Was I Overthinking, or Was I Not? (Featuring Thoughts From a Data Scientist)

Over the break, I had the chance to speak (briefly) with Andrew Zatlin, founder and editor of www.moneyballeconomics.com and former worker in data collection. Recently, he has transitioned away from simple data collection to implementing different metrics for insights into the markets. As you can infer from the name of his website, Zatlin’s key focus is data, but rather than the fundamental data, tick data, and book pressure which high frequency traders so highly praise, Zatlin looks at more macroeconomic indicators. For instance, he works as a forecaster for retail, joblessness claims, and payrolls, to name a few. The idea here is interesting, but not unheard of: You use forecasts of the economy as a whole to guide your predictions of the market, upholding the belief that the stock market directly reflects economic growth. Some people use employment numbers, others use GDP outlooks (like I outlined in an earlier post). With GDP, for instance, the theory is that growth in GDP should correlate with general growth across the markets. I agree, as overall growth should imply growth in the markets, but this is nonetheless a vague projection, and as such there is little margin for profit.
Image result for gdp predictions vs stock market
Zatlin talked a lot about the idea of crawling the internet to acquire data easily, which is an interesting topic to consider as I transition into more discrete data sets (Fed-Funds Rate, Gold Price Data) which aren’t as readily available to the public. Crawling the internet is basically the idea of strategically reading through (crawling) online sites and acquiring desired content through an algorithm. This is what most modern search engines use to index web pages, as they read through content and pick-out keywords (among many other things, I’m sure). I am not too familiar with web crawling, but I know my dad and many of his colleagues have worked with this, so that could be a good place to start consulting for information.
Image result for grouping
Interestingly enough, Zatlin later brought up the concept of using embeddings while searching through new data to avoid repeated information, for clustering, and for efficiency. The idea is relatively simple: Since Word2Vec maps single words of similar meaning, you could use a model such as Universal Sentence Encoder to create embeddings for entire data entries, and then use Word2Vec to map similar data entries. This is incredibly powerful and efficient if done correctly, as you can reduce databases to only truly unique data which is relevant to you. In past computer science classes, I’ve worked with optimizing data by keeping unique entries, but my definition of what constitutes a unique data entry was limited to searching through a data set and deleting duplicates. However, data embeddings would be much more powerful than this, and would allow us to remove fundamentally similar data entries. Say we have an extremely large pool of data, with hundreds of articles detailing the evolution of saguaro cacti. In most cases it is great to have a lot of information, but too much input can be burdensome as well, as Nassim Taleb warned us. So, in reality, we don’t need (nor want) one hundred articles all talking about saguaro cacti, we would only want those which contain crucial information (and no repeated info). Word2Vec would cluster articles of similar significance (using the same context-based training I explained in earlier posts) together. That means, we could look at a certain cluster of 10 articles and pick out one, with the idea being that this one article will teach us about cacti as much as the other nine. By the end, we’ve reduced the size of our data set by 90% while preserving ~90% of the  content!
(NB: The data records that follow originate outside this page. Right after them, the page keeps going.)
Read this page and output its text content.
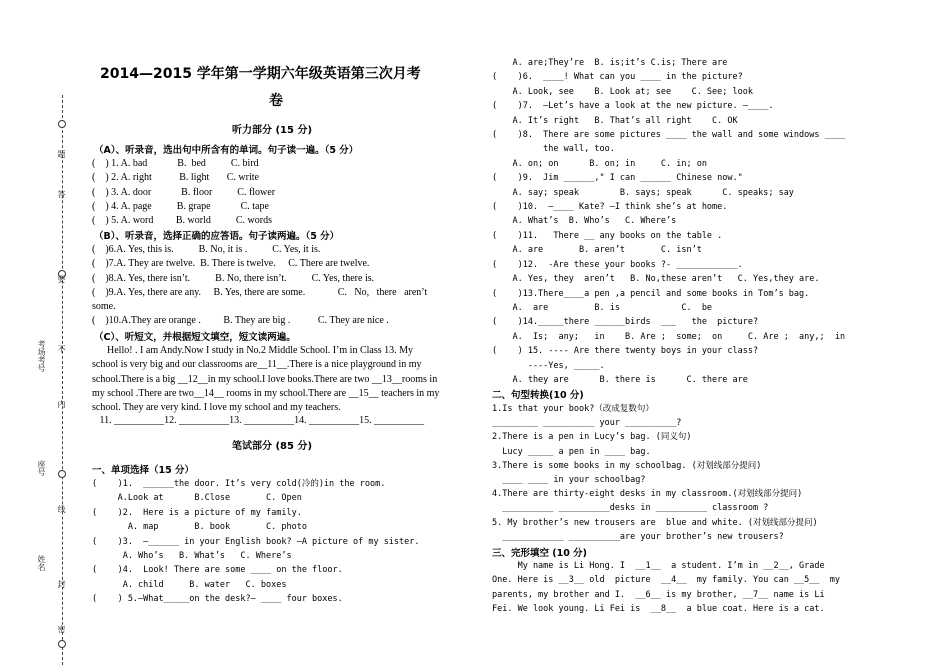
答
题
要
不
内
线
封
密
考场考号
座号
姓名
2014—2015 学年第一学期六年级英语第三次月考
卷
听力部分 (15 分)
（A）、听录音，选出句中所含有的单词。句子读一遍。（5 分）
(    ) 1. A. bad            B.  bed          C. bird
(    ) 2. A. right           B. light       C. write
(    ) 3. A. door            B. floor          C. flower
(    ) 4. A. page          B. grape            C. tape
(    ) 5. A. word         B. world          C. words
（B）、听录音，选择正确的应答语。句子读两遍。（5 分）
(    )6.A. Yes, this is.          B. No, it is .          C. Yes, it is.
(    )7.A. They are twelve.  B. There is twelve.     C. There are twelve.
(    )8.A. Yes, there isn’t.          B. No, there isn’t.          C. Yes, there is.
(    )9.A. Yes, there are any.     B. Yes, there are some.             C.   No,   there   aren’t
some.
(    )10.A.They are orange .         B. They are big .           C. They are nice .
（C）、听短文，并根据短文填空，短文读两遍。
Hello! . I am Andy.Now I study in No.2 Middle School. I’m in Class 13. My
school is very big and our classrooms are__11__.There is a nice playground in my
school.There is a big __12__in my school.I love books.There are two __13__rooms in
my school .There are two__14__ rooms in my school.There are __15__ teachers in my
school. They are very kind. I love my school and my teachers.
11. __________12. __________13. __________14. __________15. __________
笔试部分 (85 分)
一、单项选择（15 分）
(    )1.  ______the door. It’s very cold(冷的)in the room.
A.Look at      B.Close       C. Open
(    )2.  Here is a picture of my family.
A. map       B. book       C. photo
(    )3.  —______ in your English book? —A picture of my sister.
A. Who’s   B. What’s   C. Where’s
(    )4.  Look! There are some ____ on the floor.
A. child     B. water   C. boxes
(    ) 5.—What_____on the desk?— ____ four boxes.
A. are;They’re  B. is;it’s C.is; There are
(    )6.  ____! What can you ____ in the picture?
A. Look, see    B. Look at; see    C. See; look
(    )7.  —Let’s have a look at the new picture. —____.
A. It’s right   B. That’s all right    C. OK
(    )8.  There are some pictures ____ the wall and some windows ____
the wall, too.
A. on; on      B. on; in     C. in; on
(    )9.  Jim ______," I can ______ Chinese now."
A. say; speak        B. says; speak      C. speaks; say
(    )10.  —____ Kate? —I think she’s at home.
A. What’s  B. Who’s   C. Where’s
(    )11.   There __ any books on the table .
A. are       B. aren’t       C. isn’t
(    )12.  -Are these your books ?- ____________.
A. Yes, they  aren’t   B. No,these aren’t   C. Yes,they are.
(    )13.There____a pen ,a pencil and some books in Tom’s bag.
A.  are         B. is            C.  be
(    )14._____there ______birds  ___   the  picture?
A.  Is;  any;   in    B. Are ;  some;  on     C. Are ;  any,;  in
(    ) 15. ---- Are there twenty boys in your class?
----Yes, _____.
A. they are      B. there is      C. there are
二、句型转换(10 分)
1.Is that your book?（改成复数句）
_________ __________ your __________?
2.There is a pen in Lucy’s bag. (同义句)
Lucy _____ a pen in ____ bag.
3.There is some books in my schoolbag. (对划线部分提问)
____ ____ in your schoolbag?
4.There are thirty-eight desks in my classroom.(对划线部分提问)
__________ __________desks in __________ classroom ?
5. My brother’s new trousers are  blue and white. (对划线部分提问)
____________ __________are your brother’s new trousers?
三、完形填空 (10 分)
My name is Li Hong. I  __1__  a student. I’m in __2__, Grade
One. Here is __3__ old  picture  __4__  my family. You can __5__  my
parents, my brother and I.  __6__ is my brother, __7__ name is Li
Fei. We look young. Li Fei is  __8__  a blue coat. Here is a cat.
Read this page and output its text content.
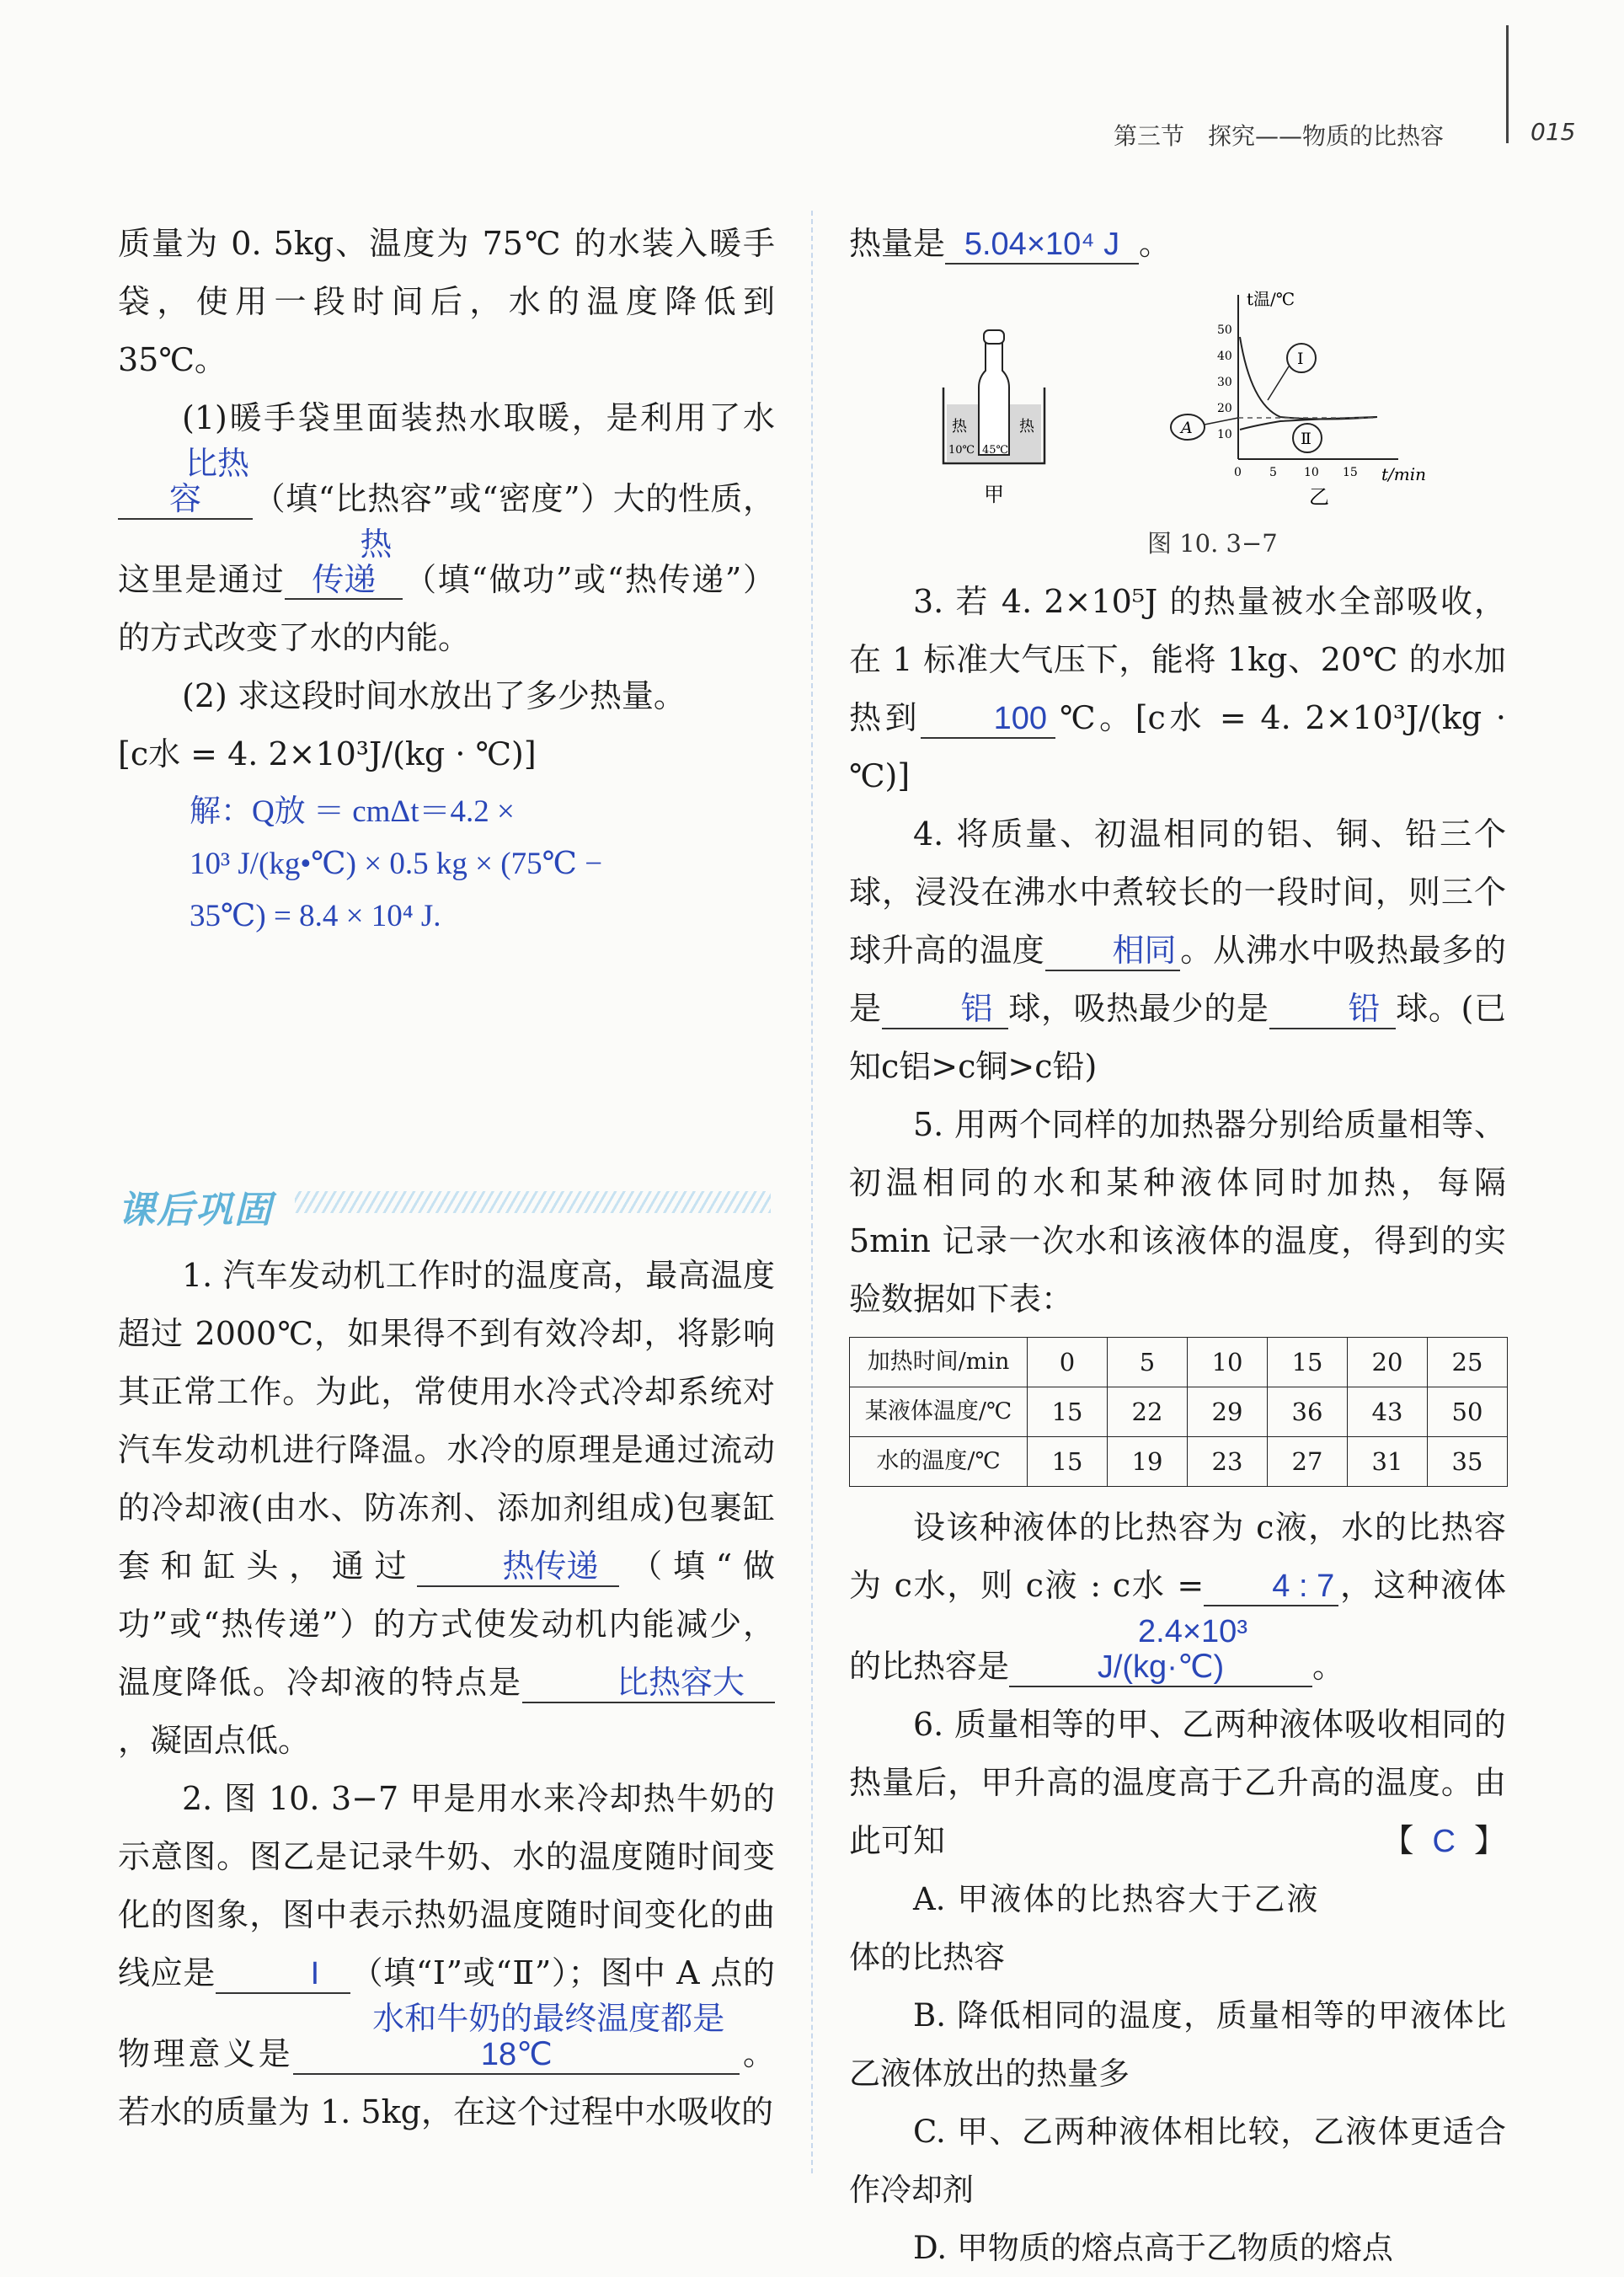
第三节　探究——物质的比热容	015

质量为 0. 5kg、温度为 75℃ 的水装入暖手袋，使用一段时间后，水的温度降低到 35℃。

(1)暖手袋里面装热水取暖，是利用了水比热容 （填“比热容”或“密度”）大的性质，这里是通过热传递 （填“做功”或“热传递”）的方式改变了水的内能。

(2) 求这段时间水放出了多少热量。

[c水 = 4. 2×10³J/(kg · ℃)]

解：Q放 ＝ cmΔt＝4.2 ×

10³ J/(kg•℃) × 0.5 kg × (75℃ −

35℃) = 8.4 × 10⁴ J.

课后巩固

1. 汽车发动机工作时的温度高，最高温度超过 2000℃，如果得不到有效冷却，将影响其正常工作。为此，常使用水冷式冷却系统对汽车发动机进行降温。水冷的原理是通过流动的冷却液(由水、防冻剂、添加剂组成)包裹缸套和缸头，通过	热传递 （填“做功”或“热传递”）的方式使发动机内能减少，温度降低。冷却液的特点是	比热容大，凝固点低。

2. 图 10. 3−7 甲是用水来冷却热牛奶的示意图。图乙是记录牛奶、水的温度随时间变化的图象，图中表示热奶温度随时间变化的曲线应是	I （填“Ⅰ”或“Ⅱ”）；图中 A 点的物理意义是水和牛奶的最终温度都是18℃	。若水的质量为 1. 5kg，在这个过程中水吸收的

热量是 5.04×10⁴ J 。

热	热
10℃ 45℃
甲
t温/℃
t/min
10
20
30
40
50
0 5 10 15
Ⅰ
Ⅱ
A
乙
图 10. 3−7

3. 若 4. 2×10⁵J 的热量被水全部吸收，在 1 标准大气压下，能将 1kg、20℃ 的水加热到 100 ℃。[c水 = 4. 2×10³J/(kg · ℃)]

4. 将质量、初温相同的铝、铜、铅三个球，浸没在沸水中煮较长的一段时间，则三个球升高的温度 相同 。从沸水中吸热最多的是 铝 球，吸热最少的是 铅 球。(已知c铝>c铜>c铅)

5. 用两个同样的加热器分别给质量相等、初温相同的水和某种液体同时加热，每隔 5min 记录一次水和该液体的温度，得到的实验数据如下表：

加热时间/min	0	5	10	15	20	25
某液体温度/℃	15	22	29	36	43	50
水的温度/℃	15	19	23	27	31	35

设该种液体的比热容为 c液，水的比热容为 c水，则 c液 : c水 = 4 : 7 ，这种液体的比热容是2.4×10³ J/(kg·℃)	。

6. 质量相等的甲、乙两种液体吸收相同的热量后，甲升高的温度高于乙升高的温度。由此可知	【 C 】

A. 甲液体的比热容大于乙液体的比热容

B. 降低相同的温度，质量相等的甲液体比乙液体放出的热量多

C. 甲、乙两种液体相比较，乙液体更适合作冷却剂

D. 甲物质的熔点高于乙物质的熔点
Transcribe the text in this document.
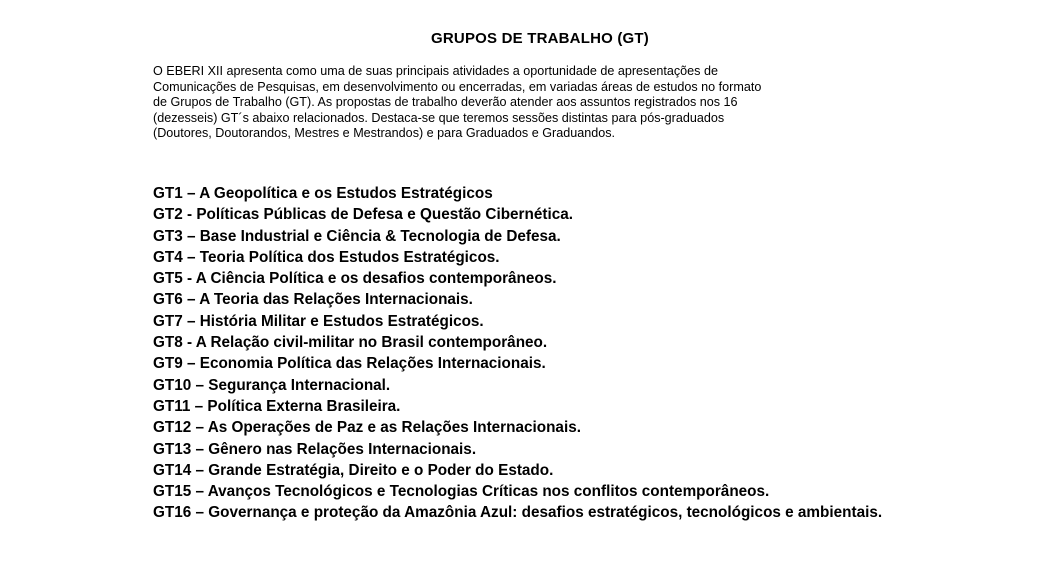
GRUPOS DE TRABALHO (GT)
O EBERI XII apresenta como uma de suas principais atividades a oportunidade de apresentações de
Comunicações de Pesquisas, em desenvolvimento ou encerradas, em variadas áreas de estudos no formato
de Grupos de Trabalho (GT). As propostas de trabalho deverão atender aos assuntos registrados nos 16
(dezesseis) GT´s abaixo relacionados. Destaca-se que teremos sessões distintas para pós-graduados
(Doutores, Doutorandos, Mestres e Mestrandos) e para Graduados e Graduandos.
GT1 – A Geopolítica e os Estudos Estratégicos
GT2 - Políticas Públicas de Defesa e Questão Cibernética.
GT3 – Base Industrial e Ciência & Tecnologia de Defesa.
GT4 – Teoria Política dos Estudos Estratégicos.
GT5 - A Ciência Política e os desafios contemporâneos.
GT6 – A Teoria das Relações Internacionais.
GT7 – História Militar e Estudos Estratégicos.
GT8 - A Relação civil-militar no Brasil contemporâneo.
GT9 – Economia Política das Relações Internacionais.
GT10 – Segurança Internacional.
GT11 – Política Externa Brasileira.
GT12 – As Operações de Paz e as Relações Internacionais.
GT13 – Gênero nas Relações Internacionais.
GT14 – Grande Estratégia, Direito e o Poder do Estado.
GT15 – Avanços Tecnológicos e Tecnologias Críticas nos conflitos contemporâneos.
GT16 – Governança e proteção da Amazônia Azul: desafios estratégicos, tecnológicos e ambientais.
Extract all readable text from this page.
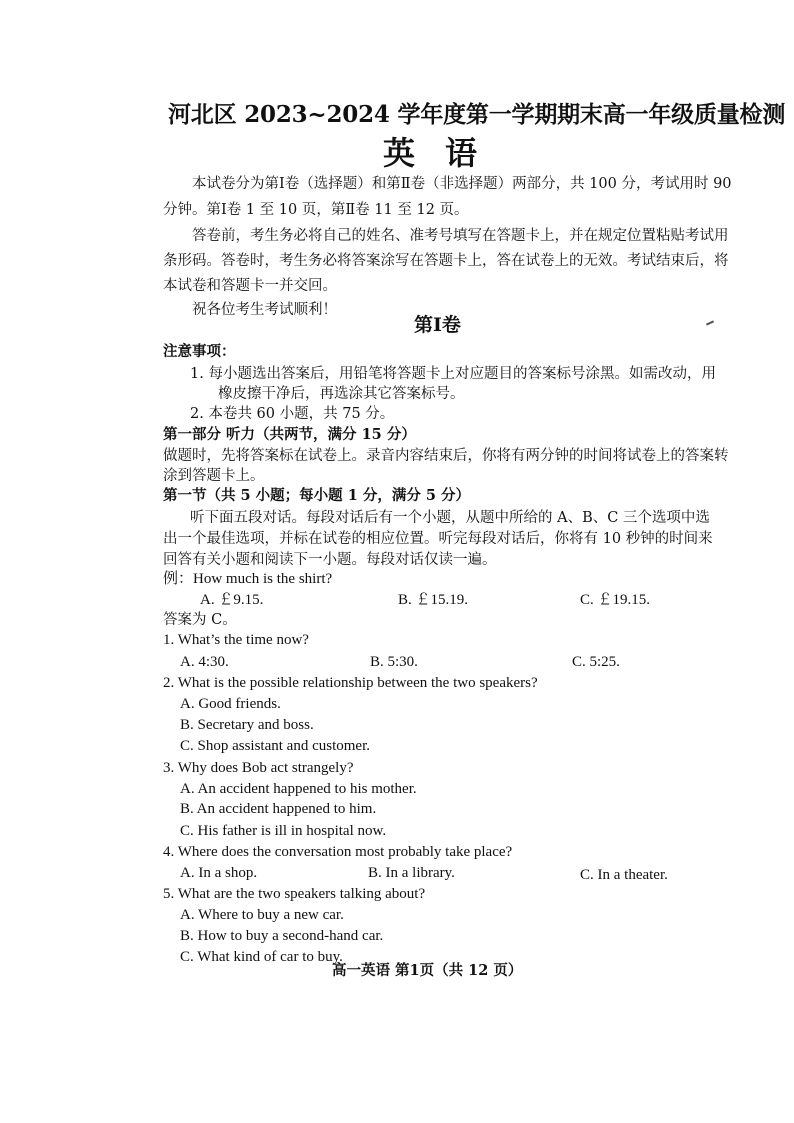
河北区 2023~2024 学年度第一学期期末高一年级质量检测
英语
本试卷分为第Ⅰ卷（选择题）和第Ⅱ卷（非选择题）两部分，共 100 分，考试用时 90
分钟。第Ⅰ卷 1 至 10 页，第Ⅱ卷 11 至 12 页。
答卷前，考生务必将自己的姓名、准考号填写在答题卡上，并在规定位置粘贴考试用
条形码。答卷时，考生务必将答案涂写在答题卡上，答在试卷上的无效。考试结束后，将
本试卷和答题卡一并交回。
祝各位考生考试顺利！
第Ⅰ卷
注意事项：
1. 每小题选出答案后，用铅笔将答题卡上对应题目的答案标号涂黑。如需改动，用
橡皮擦干净后，再选涂其它答案标号。
2. 本卷共 60 小题，共 75 分。
第一部分 听力（共两节，满分 15 分）
做题时，先将答案标在试卷上。录音内容结束后，你将有两分钟的时间将试卷上的答案转
涂到答题卡上。
第一节（共 5 小题；每小题 1 分，满分 5 分）
听下面五段对话。每段对话后有一个小题，从题中所给的 A、B、C 三个选项中选
出一个最佳选项，并标在试卷的相应位置。听完每段对话后，你将有 10 秒钟的时间来
回答有关小题和阅读下一小题。每段对话仅读一遍。
例：How much is the shirt?
A. ￡9.15.	B. ￡15.19.	C. ￡19.15.
答案为 C。
1. What’s the time now?
A. 4:30.	B. 5:30.	C. 5:25.
2. What is the possible relationship between the two speakers?
A. Good friends.
B. Secretary and boss.
C. Shop assistant and customer.
3. Why does Bob act strangely?
A. An accident happened to his mother.
B. An accident happened to him.
C. His father is ill in hospital now.
4. Where does the conversation most probably take place?
A. In a shop.	B. In a library.	C. In a theater.
5. What are the two speakers talking about?
A. Where to buy a new car.
B. How to buy a second-hand car.
C. What kind of car to buy.
高一英语 第1页（共 12 页）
Data optimization may seem unrelated to predicting the stock market, but it is important to consider all of these factors when the datasets you start to use grow larger and larger. For instance, I recently downloaded a file of data which contained all daily open/close/volume for all stocks and ETfs beginning with the year 1970. You can imagine how large of a file this would be, and training a neural network on such a large amount of data is time costly. I could counteract this issue through cross-validation, as Mr. Coste talked about in my previous interview. But, with my limited knowledge of k-fold neural networks, I think it would be wiser to devote my time to testing real predictive models than have my efforts hampered by such tangential endeavors.
Finally, Zatlin and I talked briefly about the nature of predicting the stock market (which, as I speak with more and more people, I’m starting to learn is quite subjective). His view is, as I mentioned earlier, is that for large-scale predictions, the only applicable data are growth metrics like GDP and unemployment forecasts. To him, these are “the driving forces” of the economy, and the stock market will reflect that. This is a refreshing take, after speaking with mathematically-oriented high-frequency traders.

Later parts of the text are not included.